TC = (number of connection states) to the power (total number of nodes)

But this is wrong. I fucked up at three because the number of nodes at that point equals the number of connections.

it should be:

(number of connection states) to the power (total number of connections)

ie: 2 to the power n x (n - 1) / 2

node 1 - 2power1x0/2 = 0 config
node 2 - 2pwr2x1/2 = 2 config
nd3 - 2pwr3x2/2 = 8 config
nd4 - 2pwr4x3/2=64 config
nd5 - 2pwr5x4/2=2pwr10 config.

I'm guessing that for five nodes the total will be 2power 10 ie 2x2x2x2x2x2x2x2x2x2

Actually, looking back, I can't remember why I guessed this figure - but hey, I was right..! The important thing though, now I know why.

So, final rule:

The Maximum number of possible configurations within a network of N nodes, where each connection has S states - TC - is:

TC = (S) to the power (n x (n - 1) / 2)

Great big thanks Anita.
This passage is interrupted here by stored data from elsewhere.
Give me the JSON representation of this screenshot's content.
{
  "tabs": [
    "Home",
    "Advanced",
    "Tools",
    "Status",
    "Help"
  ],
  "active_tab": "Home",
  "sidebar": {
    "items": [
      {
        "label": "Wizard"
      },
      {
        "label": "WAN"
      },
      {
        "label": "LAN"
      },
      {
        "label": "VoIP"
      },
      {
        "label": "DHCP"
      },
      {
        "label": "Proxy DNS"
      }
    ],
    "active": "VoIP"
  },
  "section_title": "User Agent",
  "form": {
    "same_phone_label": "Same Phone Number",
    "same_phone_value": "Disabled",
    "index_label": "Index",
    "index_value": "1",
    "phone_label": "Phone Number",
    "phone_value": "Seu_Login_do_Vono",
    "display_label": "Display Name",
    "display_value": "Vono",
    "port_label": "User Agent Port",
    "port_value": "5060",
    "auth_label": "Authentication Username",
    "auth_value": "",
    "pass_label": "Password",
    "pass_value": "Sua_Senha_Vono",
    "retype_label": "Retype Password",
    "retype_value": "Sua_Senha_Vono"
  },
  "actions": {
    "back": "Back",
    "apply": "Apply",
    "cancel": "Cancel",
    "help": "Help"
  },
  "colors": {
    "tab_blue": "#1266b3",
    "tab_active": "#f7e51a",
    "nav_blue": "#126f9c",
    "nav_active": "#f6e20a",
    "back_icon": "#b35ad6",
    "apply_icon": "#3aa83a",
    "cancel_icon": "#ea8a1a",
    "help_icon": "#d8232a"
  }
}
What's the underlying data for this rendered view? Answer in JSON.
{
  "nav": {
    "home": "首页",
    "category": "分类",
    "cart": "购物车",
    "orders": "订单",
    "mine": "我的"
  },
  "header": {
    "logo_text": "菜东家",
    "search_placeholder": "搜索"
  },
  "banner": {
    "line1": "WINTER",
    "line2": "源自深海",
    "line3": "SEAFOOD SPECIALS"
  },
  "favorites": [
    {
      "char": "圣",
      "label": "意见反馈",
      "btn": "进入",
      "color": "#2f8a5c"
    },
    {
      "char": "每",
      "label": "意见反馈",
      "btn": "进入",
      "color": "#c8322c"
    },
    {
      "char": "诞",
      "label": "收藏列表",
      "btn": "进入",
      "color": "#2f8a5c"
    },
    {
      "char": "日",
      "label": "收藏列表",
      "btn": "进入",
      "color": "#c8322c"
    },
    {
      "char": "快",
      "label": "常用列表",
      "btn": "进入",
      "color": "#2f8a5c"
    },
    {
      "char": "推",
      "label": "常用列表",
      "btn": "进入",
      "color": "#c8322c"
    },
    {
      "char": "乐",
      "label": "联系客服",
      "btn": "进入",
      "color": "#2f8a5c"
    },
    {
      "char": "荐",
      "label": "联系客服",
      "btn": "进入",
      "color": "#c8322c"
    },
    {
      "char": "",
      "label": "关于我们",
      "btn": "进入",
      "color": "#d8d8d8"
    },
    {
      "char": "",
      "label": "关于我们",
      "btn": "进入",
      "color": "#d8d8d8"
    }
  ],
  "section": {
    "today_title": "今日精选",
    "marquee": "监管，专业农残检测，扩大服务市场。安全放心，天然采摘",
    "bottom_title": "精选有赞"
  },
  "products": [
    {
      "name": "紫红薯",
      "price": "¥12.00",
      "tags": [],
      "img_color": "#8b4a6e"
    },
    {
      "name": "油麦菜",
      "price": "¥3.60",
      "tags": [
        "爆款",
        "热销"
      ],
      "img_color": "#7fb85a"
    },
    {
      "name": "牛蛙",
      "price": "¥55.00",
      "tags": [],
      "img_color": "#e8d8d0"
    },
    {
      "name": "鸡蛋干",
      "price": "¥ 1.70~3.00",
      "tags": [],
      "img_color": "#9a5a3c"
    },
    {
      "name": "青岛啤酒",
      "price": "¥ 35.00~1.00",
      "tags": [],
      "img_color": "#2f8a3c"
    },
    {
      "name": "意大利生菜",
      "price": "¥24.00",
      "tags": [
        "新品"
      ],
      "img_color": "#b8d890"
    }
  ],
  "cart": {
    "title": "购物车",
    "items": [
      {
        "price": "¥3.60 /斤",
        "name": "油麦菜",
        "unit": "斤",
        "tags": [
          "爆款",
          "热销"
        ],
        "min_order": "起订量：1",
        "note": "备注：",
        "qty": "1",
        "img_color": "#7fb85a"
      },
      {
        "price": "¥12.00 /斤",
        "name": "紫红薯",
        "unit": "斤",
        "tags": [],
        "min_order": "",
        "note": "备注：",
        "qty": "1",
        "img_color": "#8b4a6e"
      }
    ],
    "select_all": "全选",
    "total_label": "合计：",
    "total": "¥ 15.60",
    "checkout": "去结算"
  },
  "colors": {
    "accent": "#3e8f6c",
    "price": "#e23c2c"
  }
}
You rock, and everybody else at ILP who didn't help, they suck.

[AnitaS]

You're welcome, Tab, but by the time I got back here, you'd done all of the heavy lifting yourself! So let me just ask, is this how you spend all of your vacations?

Talk about power, man, if we could only use your brain to fuel our cars, we wouldn't have any energy problems!